I will be honest, my health has not been the greatest. As a result, I have been on the hunt for super-easy recipes. This one is for the Instant Pot but if you are looking for an old school stovetop beef and barley recipe, go here.
You will need 1/2 to 1 lb stew beef cut into small chunks, 1 small yellow onion chopped, 1 garlic clove minced, 3 cups beef broth (I used 1 1/2 cup beef broth and 1 1/2 cup shiitake mushroom broth)…
… 1 cup sliced fresh mushrooms, 1/2 tsp salt, 1/8 tsp coarse ground black pepper, 1 bay leaf, 1 fresh thyme sprig…
… 1 tbsp tomato paste, 1 tbsp Worcestershire sauce and 1/2 cup uncooked pearl barley (I used pot barley).
Place all above ingredients into pressure cooker. You could brown the beef in oil or butter together with the chopped onion if you have time. I did not bother.

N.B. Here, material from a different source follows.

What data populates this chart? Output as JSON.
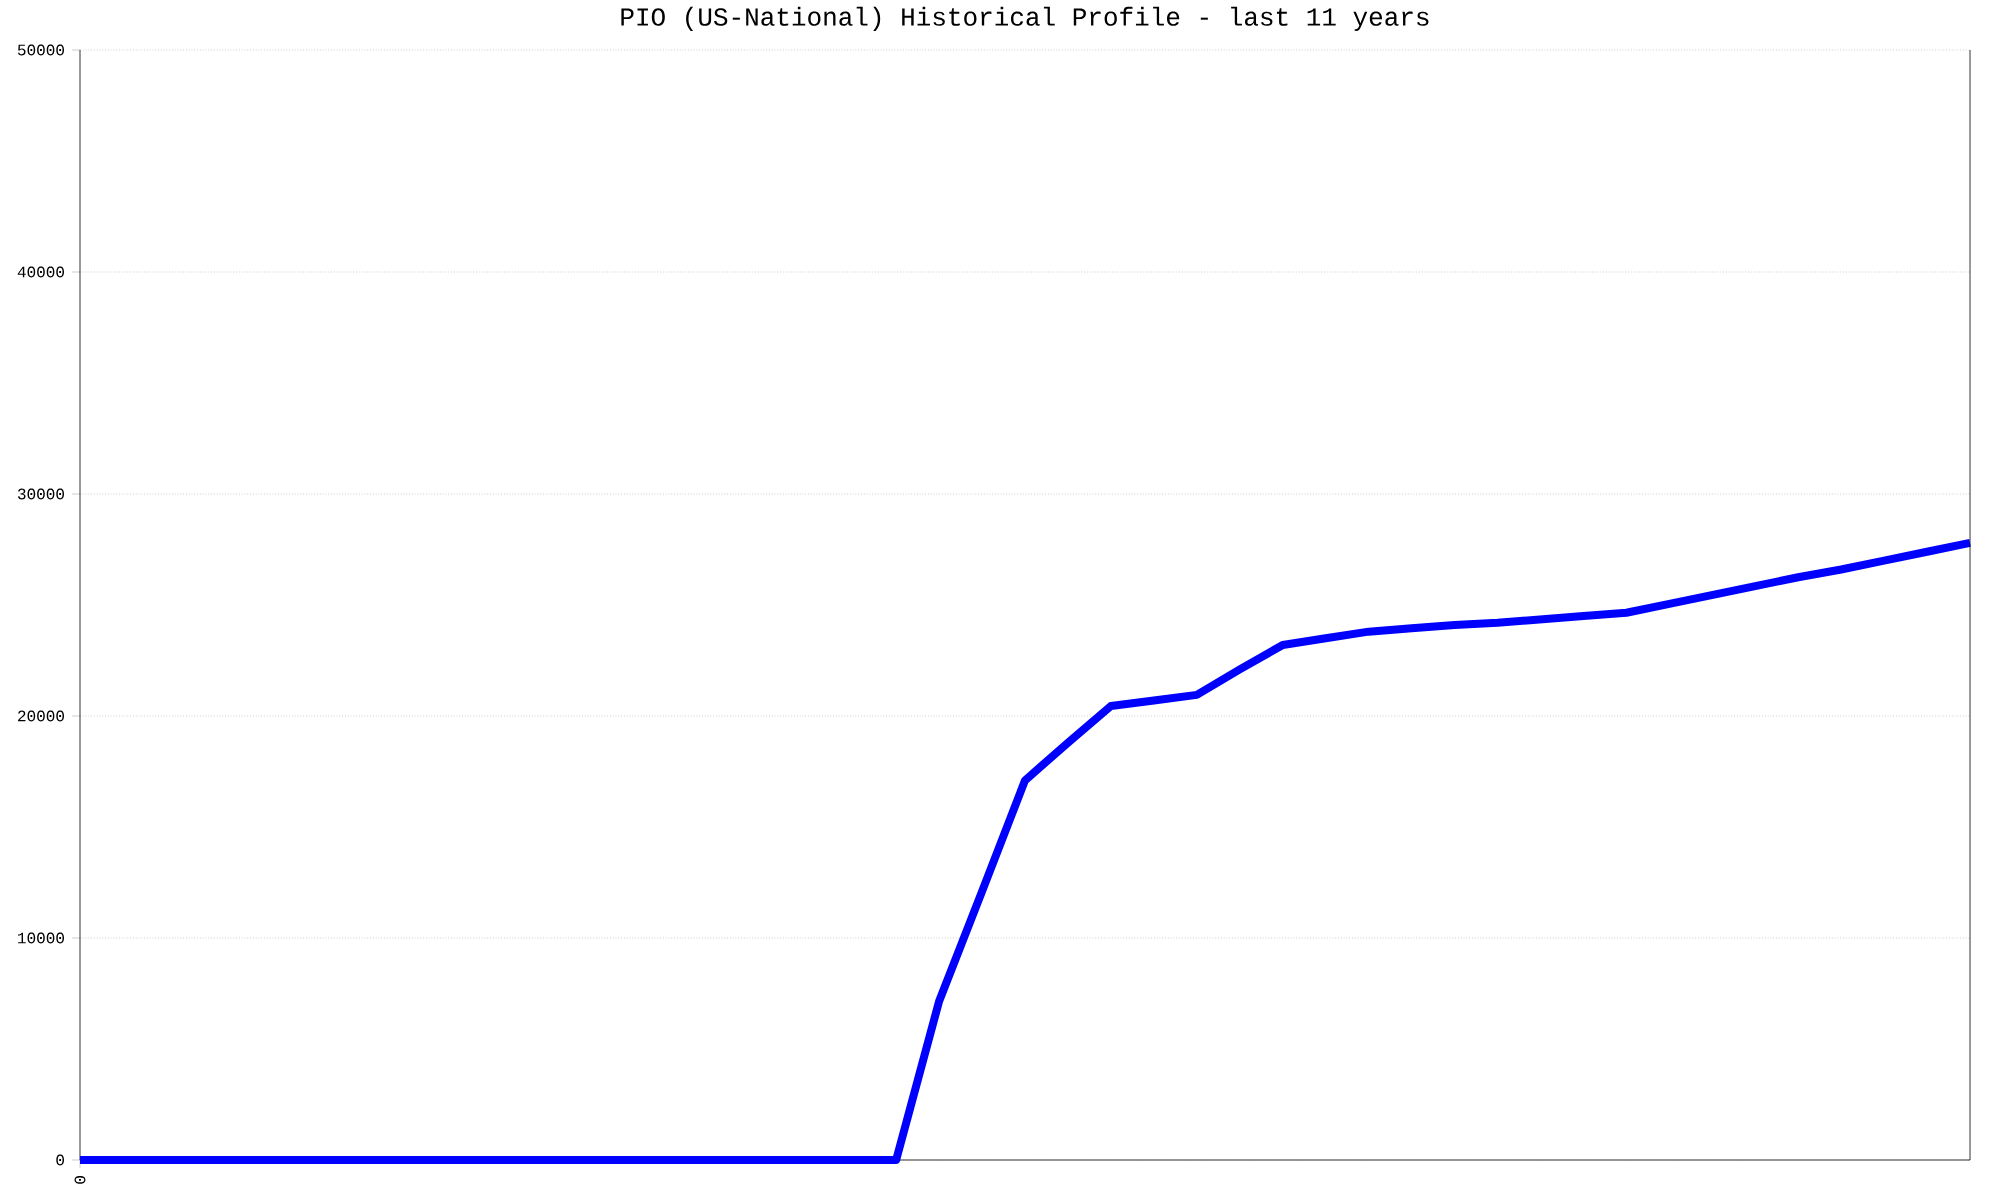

Bring pot to pressure and let cook for 25 minutes on meat setting. Let pressure drop of its own.
Remove bay leaf and thyme spring. Taste and adjust salt and pepper accordingly. I added some soy sauce too to give it some salty umami flavour.
I added the sour cream to the bowl of my soup right before serving.
I was shocked at how good this was. I could not believe how easy this was to make. You definitely have to work with the seasoning to get it just right but once you do, it is lovely.
I give this recipe four and a half out of five wooden spoons.